The plaintiffs say he mixed flattery with threats and pushed her into increasingly extreme acts on livestream. They allege he made her carve “White Tiger” into her thighs on camera, torture and dismember a small bird, and cut herself to draw a tic‑tac‑toe board in blood while he and other 764 members called the moves. When she later said she was suicidal and wanted a normal life, he allegedly urged her to kill herself on camera, then told her she could only stay alive if she found “somebody else to die.”

Pen Pal to Death Pact

The Taylors allege that in January 2022, Jay turned to Discord for connection while struggling with adolescence and mental health. He lived with his parents and three siblings in Gig Harbor, Washington. The complaint says he posted that he “had a sudden urge to get a pen pal” and was looking for transgender or gay friends who liked crafts, reflecting his interest in crochet.

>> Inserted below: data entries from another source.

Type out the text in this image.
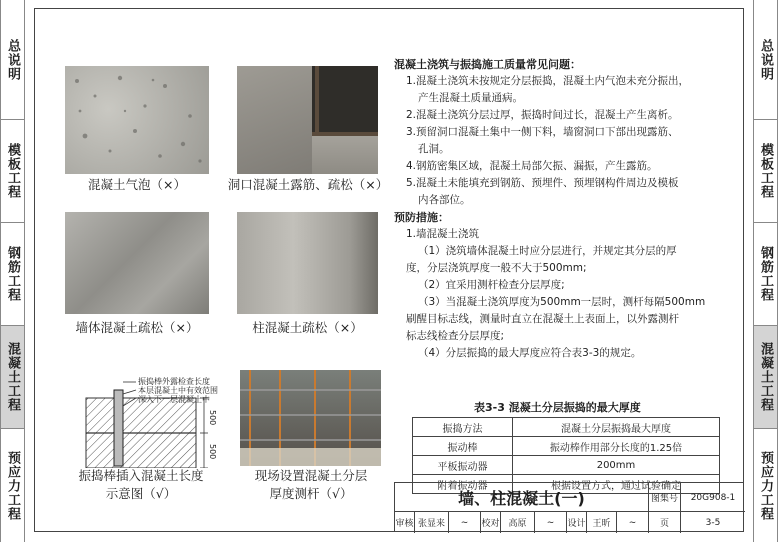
总说明
模板工程
钢筋工程
混凝土工程
预应力工程
总说明
模板工程
钢筋工程
混凝土工程
预应力工程
混凝土气泡（×）	洞口混凝土露筋、疏松（×）
墙体混凝土疏松（×）	柱混凝土疏松（×）
振捣棒外露检查长度
本层混凝土中有效范围
深入下一层混凝土中
500
500
振捣棒插入混凝土长度
示意图（√）
现场设置混凝土分层
厚度测杆（√）
混凝土浇筑与振捣施工质量常见问题：
1.混凝土浇筑未按规定分层振捣，混凝土内气泡未充分振出，
产生混凝土质量通病。
2.混凝土浇筑分层过厚，振捣时间过长，混凝土产生离析。
3.预留洞口混凝土集中一侧下料，墙窗洞口下部出现露筋、
孔洞。
4.钢筋密集区域，混凝土局部欠振、漏振，产生露筋。
5.混凝土未能填充到钢筋、预埋件、预埋钢构件周边及模板
内各部位。
预防措施：
1.墙混凝土浇筑
（1）浇筑墙体混凝土时应分层进行，并规定其分层的厚
度，分层浇筑厚度一般不大于500mm;
（2）宜采用测杆检查分层厚度;
（3）当混凝土浇筑厚度为500mm一层时，测杆每隔500mm
刷醒目标志线，测量时直立在混凝土上表面上，以外露测杆
标志线检查分层厚度;
（4）分层振捣的最大厚度应符合表3-3的规定。
表3-3 混凝土分层振捣的最大厚度
振捣方法	混凝土分层振捣最大厚度
振动棒	振动棒作用部分长度的1.25倍
平板振动器	200mm
附着振动器	根据设置方式，通过试验确定
墙、柱混凝土(一)	图集号	20G908-1
审核 张显来	~	校对 高原	~	设计 王昕	~	页	3-5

According to the complaint, L.S., under pressure from Javan and 764, responded to Jay’s post on January 17, 2022 and started chatting with him. She had already been given a script on how to push someone toward suicide and how to set up a suicide livestream. The complaint says Jay had a history of depression but was in treatment and at first resisted, telling L.S. he felt better, did not want to die, and had “some good stuff going on in life.”

The plaintiffs allege that L.S. kept pressing him to die with her in a suicide pact and told him using a cord would not hurt. Eventually, the complaint says, Jay agreed and said he would hang himself with an extension cord because he did not want L.S. to die alone.